Teams hope to test fuel injection soon
The first on-track test of fuel injection in NASCAR’s Sprint Cup Series could come as early as July 7 at Kentucky Speedway, provided NASCAR finalizes specifications for system hardware and software in time for teams to prepare.
Because the Cup series will race at Kentucky for the first time on July 9, NASCAR has given the OK for extra practice on Thursday, July 7. Cup teams are scheduled to spend four hours on the track that day, and Earnhardt-Childress Racing Engines chief engine builder Danny Lawrence hopes that will also provide the first test of fuel injection for the series.
“Hopefully they’ll know (about specifications) in a week or two, because there’s getting to be a pretty big push for people to run at the Kentucky test,” Lawrence told Sporting News on Sunday at Martinsville Speedway. "They’re going to have a test day before the race, and if they have everything spec’ed out by then, we’ll try to run there — that’ll be our first deal.
“I know they’re working on it really hard, and hopefully, they’ll have it figured out in a few days.”
NASCAR announced in February at Daytona International Speedway that McLaren and Freescale Semiconductor will partner in the development and manufacture of engine control units (ECUs) designed to manage fuel and ignition systems in Cup cars. Fuel injection will replace the carburetors that have been part of Cup engines since the series’ inception in 1949, with the transition targeted for the 2012 season.

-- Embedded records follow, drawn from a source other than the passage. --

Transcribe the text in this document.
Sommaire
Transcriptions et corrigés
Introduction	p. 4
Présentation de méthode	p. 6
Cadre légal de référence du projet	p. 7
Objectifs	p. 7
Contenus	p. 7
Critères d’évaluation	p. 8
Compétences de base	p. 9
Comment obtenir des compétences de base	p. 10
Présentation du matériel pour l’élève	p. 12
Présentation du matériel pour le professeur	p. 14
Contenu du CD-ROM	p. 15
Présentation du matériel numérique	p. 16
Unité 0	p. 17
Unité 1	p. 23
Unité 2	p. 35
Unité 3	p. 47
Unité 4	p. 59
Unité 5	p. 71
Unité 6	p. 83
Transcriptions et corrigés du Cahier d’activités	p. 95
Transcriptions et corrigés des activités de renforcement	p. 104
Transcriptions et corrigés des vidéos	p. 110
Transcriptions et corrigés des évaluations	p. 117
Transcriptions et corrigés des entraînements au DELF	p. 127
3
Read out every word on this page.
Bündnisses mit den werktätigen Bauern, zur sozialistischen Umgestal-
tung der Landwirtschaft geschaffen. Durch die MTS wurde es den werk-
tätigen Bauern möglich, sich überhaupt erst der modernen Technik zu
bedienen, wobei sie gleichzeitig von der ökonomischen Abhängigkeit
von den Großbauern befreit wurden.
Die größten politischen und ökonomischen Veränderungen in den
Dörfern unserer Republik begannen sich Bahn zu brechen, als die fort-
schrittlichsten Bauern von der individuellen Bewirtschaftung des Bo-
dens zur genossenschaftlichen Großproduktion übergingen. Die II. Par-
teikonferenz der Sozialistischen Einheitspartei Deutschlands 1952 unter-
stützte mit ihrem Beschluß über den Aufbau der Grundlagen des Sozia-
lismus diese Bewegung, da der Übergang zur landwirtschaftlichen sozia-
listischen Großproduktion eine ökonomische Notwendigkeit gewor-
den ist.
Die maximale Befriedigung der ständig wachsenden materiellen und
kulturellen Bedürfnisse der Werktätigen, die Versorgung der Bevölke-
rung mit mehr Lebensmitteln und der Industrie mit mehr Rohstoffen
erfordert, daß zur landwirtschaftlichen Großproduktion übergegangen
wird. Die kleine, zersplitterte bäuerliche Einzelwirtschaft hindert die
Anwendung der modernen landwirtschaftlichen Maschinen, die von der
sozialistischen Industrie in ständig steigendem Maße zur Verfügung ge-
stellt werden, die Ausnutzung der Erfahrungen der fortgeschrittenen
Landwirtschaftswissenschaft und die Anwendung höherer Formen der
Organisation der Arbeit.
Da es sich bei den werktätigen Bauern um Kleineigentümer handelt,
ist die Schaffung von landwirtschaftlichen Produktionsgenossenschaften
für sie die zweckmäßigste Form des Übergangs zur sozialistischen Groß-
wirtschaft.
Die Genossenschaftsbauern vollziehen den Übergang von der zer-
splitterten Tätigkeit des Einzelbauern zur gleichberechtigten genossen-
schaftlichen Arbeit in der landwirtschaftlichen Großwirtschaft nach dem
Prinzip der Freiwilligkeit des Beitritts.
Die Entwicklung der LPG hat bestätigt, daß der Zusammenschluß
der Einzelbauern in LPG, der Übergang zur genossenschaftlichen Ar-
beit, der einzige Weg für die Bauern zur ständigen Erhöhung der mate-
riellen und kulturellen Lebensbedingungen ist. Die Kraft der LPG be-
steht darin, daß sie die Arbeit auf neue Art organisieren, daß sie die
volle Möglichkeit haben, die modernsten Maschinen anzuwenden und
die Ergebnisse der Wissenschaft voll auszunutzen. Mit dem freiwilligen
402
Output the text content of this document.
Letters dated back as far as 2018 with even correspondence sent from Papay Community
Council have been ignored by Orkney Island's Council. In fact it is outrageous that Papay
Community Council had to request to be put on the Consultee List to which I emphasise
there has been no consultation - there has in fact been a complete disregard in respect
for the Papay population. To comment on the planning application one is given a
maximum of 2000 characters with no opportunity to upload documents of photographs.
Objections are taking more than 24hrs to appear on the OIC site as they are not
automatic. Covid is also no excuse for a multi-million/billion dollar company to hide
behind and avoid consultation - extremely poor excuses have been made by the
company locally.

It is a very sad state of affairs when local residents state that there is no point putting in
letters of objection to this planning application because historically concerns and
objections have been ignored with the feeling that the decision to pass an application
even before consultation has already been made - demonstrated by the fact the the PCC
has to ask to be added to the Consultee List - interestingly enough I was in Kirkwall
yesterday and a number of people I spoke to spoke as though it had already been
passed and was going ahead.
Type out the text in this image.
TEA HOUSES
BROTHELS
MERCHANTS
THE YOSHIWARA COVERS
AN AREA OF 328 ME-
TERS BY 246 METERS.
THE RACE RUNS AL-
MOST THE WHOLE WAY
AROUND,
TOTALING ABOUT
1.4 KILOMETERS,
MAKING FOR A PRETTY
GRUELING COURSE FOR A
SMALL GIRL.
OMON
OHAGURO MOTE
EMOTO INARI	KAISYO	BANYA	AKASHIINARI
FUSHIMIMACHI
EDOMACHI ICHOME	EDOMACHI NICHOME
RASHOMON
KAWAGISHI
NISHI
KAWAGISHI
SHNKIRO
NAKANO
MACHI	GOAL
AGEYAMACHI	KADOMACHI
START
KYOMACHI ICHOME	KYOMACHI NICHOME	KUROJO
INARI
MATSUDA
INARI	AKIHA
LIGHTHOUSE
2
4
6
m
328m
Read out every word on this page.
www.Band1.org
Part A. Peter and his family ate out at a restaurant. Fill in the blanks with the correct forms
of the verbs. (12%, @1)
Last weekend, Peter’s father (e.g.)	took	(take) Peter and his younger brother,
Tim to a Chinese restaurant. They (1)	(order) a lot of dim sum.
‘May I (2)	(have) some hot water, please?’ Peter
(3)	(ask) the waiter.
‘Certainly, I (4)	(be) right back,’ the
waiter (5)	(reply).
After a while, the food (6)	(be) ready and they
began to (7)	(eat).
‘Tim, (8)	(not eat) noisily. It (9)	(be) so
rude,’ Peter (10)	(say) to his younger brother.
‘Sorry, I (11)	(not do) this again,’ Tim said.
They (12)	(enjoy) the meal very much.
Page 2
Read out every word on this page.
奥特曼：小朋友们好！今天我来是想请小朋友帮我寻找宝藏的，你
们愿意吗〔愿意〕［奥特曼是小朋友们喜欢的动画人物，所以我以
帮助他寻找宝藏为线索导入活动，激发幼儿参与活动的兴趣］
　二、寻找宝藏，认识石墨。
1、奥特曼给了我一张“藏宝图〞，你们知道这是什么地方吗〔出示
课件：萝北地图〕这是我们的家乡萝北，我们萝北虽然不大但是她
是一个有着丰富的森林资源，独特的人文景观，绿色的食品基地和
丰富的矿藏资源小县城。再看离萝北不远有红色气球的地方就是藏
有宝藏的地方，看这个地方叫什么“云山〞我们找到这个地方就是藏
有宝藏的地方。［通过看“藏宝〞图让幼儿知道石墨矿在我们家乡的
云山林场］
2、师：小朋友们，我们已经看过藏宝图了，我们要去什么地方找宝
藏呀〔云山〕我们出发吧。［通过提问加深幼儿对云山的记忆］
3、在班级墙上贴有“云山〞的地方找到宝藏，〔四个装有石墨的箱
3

Holley will provide the throttle bodies for the fuel-injection systems, but neither McLaren nor Holley builds the injectors or other components such as oxygen sensors. NASCAR either will mandate specific parts or write specifications for the parts and allow the garage to migrate toward preferred vendors.
“It’s not finalized, but it’s close to finalization of software and things the teams will be using,” Sprint Cup Series director John Darby told Sporting News. “We have pretty much finished up a wiring harness specification, and we’re very close to releasing a fuel-injector specification itself.”
If that happens within the next several weeks, fuel-injected engines should be on the track at Kentucky in July.
“They’ll give us a spec and say, ‘It has to have this cone nozzle, and it has to flow in these parameters’ — if they don’t give us a certain part,” Lawrence said. “That’s what we’re waiting on now. That’s why we’re not doing a lot of testing, because the fuel pattern affects a whole lot of it, and we don’t want to spend a lot of time on something and not be right.”